Thoughts to Share
After a brief but enlightening conversation with a colleague who teaches classes on storytelling, I Googled the word “storytelling” and, as expected, was gratified with 28,900,000 results in 0.79 seconds.
I was drawn to the graphics that were on the first Google result page which consequently lead me to a video entitled #TellThemNow. The simple premise of the video was to break down the barriers that we experience when telling those closest to us how we feel about them. Have tissues handy when you view it. [The video is at the bottom of this post.]

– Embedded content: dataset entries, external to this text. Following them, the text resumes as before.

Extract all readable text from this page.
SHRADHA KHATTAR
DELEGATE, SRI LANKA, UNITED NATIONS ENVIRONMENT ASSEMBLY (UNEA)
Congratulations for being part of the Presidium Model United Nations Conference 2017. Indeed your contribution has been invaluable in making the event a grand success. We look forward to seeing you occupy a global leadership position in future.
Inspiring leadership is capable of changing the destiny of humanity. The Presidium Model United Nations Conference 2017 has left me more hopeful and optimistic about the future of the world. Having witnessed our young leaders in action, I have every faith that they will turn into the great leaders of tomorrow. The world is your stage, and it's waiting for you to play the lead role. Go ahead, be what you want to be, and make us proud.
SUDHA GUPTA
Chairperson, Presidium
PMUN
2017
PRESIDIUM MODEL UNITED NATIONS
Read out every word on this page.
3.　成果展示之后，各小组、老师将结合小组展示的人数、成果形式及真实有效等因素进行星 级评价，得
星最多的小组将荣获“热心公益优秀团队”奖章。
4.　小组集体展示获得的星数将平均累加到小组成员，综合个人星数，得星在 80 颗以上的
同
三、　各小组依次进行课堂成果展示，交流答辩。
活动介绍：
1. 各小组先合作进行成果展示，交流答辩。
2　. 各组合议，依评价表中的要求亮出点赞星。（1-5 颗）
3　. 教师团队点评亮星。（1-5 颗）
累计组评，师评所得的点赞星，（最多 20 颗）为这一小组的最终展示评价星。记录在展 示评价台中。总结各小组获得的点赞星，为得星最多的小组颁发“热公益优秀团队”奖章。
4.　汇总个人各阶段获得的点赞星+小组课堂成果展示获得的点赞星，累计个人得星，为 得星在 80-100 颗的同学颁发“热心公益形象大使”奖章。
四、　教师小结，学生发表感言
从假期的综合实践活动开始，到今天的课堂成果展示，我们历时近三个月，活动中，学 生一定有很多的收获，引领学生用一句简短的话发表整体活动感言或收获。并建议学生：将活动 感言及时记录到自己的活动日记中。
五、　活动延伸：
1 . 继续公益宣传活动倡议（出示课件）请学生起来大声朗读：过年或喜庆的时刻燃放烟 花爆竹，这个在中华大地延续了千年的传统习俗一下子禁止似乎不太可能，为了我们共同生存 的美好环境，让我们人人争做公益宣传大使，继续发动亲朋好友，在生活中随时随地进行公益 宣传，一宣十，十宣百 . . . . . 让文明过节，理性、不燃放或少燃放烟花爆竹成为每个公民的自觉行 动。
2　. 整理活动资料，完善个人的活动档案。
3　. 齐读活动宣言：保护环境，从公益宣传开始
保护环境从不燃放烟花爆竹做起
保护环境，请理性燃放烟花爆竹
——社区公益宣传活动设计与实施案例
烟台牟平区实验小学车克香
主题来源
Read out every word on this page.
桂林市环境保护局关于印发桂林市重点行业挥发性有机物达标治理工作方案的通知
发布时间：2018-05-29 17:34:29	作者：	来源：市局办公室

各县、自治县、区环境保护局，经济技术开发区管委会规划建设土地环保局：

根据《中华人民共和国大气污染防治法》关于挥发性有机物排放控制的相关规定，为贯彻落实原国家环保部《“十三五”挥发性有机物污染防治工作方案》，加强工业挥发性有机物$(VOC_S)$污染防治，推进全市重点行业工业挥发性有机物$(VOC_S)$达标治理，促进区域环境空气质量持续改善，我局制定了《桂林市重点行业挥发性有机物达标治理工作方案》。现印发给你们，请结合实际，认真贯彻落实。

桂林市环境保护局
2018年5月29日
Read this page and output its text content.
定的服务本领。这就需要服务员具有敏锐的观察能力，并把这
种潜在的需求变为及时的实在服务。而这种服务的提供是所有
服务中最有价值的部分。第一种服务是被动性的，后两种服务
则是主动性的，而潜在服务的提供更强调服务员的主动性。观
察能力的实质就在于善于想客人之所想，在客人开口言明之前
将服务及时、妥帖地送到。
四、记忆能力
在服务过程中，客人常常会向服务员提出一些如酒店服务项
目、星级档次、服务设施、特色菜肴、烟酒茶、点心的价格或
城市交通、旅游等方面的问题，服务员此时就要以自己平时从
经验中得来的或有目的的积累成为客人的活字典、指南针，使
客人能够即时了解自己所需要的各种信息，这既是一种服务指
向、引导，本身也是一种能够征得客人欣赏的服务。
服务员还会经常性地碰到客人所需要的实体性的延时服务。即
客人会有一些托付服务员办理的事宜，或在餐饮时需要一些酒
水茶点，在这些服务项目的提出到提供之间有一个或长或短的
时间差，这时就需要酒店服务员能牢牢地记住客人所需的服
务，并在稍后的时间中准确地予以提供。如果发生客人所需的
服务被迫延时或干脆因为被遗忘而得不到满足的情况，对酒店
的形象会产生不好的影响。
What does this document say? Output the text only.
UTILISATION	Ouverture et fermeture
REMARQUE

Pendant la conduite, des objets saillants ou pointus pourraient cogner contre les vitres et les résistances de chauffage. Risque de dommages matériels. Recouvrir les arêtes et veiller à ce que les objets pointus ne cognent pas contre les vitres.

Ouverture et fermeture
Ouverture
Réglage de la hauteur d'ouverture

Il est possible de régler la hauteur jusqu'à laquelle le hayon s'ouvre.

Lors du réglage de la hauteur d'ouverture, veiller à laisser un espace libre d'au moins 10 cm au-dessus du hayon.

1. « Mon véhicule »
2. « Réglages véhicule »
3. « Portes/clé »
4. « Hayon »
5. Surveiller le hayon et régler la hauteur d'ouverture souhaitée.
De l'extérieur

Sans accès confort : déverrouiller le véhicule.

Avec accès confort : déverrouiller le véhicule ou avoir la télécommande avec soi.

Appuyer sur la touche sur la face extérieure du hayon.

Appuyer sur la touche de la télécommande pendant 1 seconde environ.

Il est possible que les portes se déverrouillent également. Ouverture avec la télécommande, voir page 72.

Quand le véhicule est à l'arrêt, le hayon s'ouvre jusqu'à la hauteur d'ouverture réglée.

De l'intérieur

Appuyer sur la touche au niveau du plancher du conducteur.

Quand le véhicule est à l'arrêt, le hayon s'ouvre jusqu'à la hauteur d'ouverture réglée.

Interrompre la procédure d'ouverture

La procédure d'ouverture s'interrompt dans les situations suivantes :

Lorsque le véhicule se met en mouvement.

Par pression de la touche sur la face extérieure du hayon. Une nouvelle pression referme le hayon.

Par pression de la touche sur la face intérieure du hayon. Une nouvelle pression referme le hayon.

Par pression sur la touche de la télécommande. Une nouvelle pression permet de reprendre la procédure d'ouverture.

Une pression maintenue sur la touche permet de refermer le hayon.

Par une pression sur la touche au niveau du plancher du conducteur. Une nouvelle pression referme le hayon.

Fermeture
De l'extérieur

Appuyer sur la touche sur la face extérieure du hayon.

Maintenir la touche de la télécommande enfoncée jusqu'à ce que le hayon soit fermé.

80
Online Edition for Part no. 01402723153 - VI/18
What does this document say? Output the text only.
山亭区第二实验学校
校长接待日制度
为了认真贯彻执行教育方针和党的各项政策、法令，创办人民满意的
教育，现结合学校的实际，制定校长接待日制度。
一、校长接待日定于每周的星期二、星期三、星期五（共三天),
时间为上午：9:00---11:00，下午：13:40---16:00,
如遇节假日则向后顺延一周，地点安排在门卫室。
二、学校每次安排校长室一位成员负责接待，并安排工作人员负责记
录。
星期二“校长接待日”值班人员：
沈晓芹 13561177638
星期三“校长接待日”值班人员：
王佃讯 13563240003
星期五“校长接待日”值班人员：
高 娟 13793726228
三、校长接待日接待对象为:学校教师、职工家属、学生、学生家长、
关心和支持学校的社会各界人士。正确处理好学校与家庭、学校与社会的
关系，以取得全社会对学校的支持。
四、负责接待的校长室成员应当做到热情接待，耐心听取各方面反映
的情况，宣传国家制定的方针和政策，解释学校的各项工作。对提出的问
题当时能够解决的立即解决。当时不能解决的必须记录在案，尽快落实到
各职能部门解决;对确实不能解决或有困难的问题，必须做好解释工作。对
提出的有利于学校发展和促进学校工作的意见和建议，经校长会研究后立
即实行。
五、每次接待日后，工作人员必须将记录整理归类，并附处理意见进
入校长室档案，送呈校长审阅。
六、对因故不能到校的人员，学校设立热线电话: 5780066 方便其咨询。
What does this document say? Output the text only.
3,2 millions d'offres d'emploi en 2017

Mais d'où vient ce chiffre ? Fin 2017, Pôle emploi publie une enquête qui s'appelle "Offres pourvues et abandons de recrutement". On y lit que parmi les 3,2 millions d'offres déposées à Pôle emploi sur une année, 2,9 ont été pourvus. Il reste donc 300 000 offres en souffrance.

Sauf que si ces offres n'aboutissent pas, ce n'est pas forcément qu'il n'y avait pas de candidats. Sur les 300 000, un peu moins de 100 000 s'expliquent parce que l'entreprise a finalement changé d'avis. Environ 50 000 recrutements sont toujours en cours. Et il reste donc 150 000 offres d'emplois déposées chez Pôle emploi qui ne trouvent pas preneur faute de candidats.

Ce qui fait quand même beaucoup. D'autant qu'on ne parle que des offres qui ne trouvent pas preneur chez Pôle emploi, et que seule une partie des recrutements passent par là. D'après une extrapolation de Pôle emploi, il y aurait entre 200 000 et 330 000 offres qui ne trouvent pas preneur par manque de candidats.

I learned at an early age that life is short, and we have a limited amount of time with which we can spend with those we love. In my early 20’s, I lost my boyfriend to Crohn’s disease, followed quickly by my sister who died of leukemia and then my father from a heart attack. My sister’s illness was prolonged, and I was able to spend time with her reminiscing about our childhood. We were both young and naïve about the illness, and we had every expectation that she would recover fully. It was a shock when she was gone. She was 32.
But the valuable experience of spending time with her during the days of her illness made me realize that I couldn’t afford to procrastinate. It became my mission to spend whatever time possible with the rest of my immediate family, showing them, telling them what they meant to me. I recognized that turning my back on that mission would haunt me for the rest of my days.
Four decades later, I’m still cognizant of that short life span. When managing a team in the corporate world, I made certain that I expressed my personal appreciation to my individual team members not only as contributors but also as fellow human beings. It takes some courage to do this, regardless of the recipient.
Express appreciation to someone below you in your organization, and s/he might feel you are being condescending. Express appreciation to someone above you, and s/he might feel you are being obsequious. My solution? Do it anyway. I have no control over what the recipient believes are my motives. The value of the exchange is only partially about the recipient. Yes, compliments or positive statements make recipients feel appreciated and valued, but it also gives you, the giver, a brain boost.
Tell someone today how valued s/he is.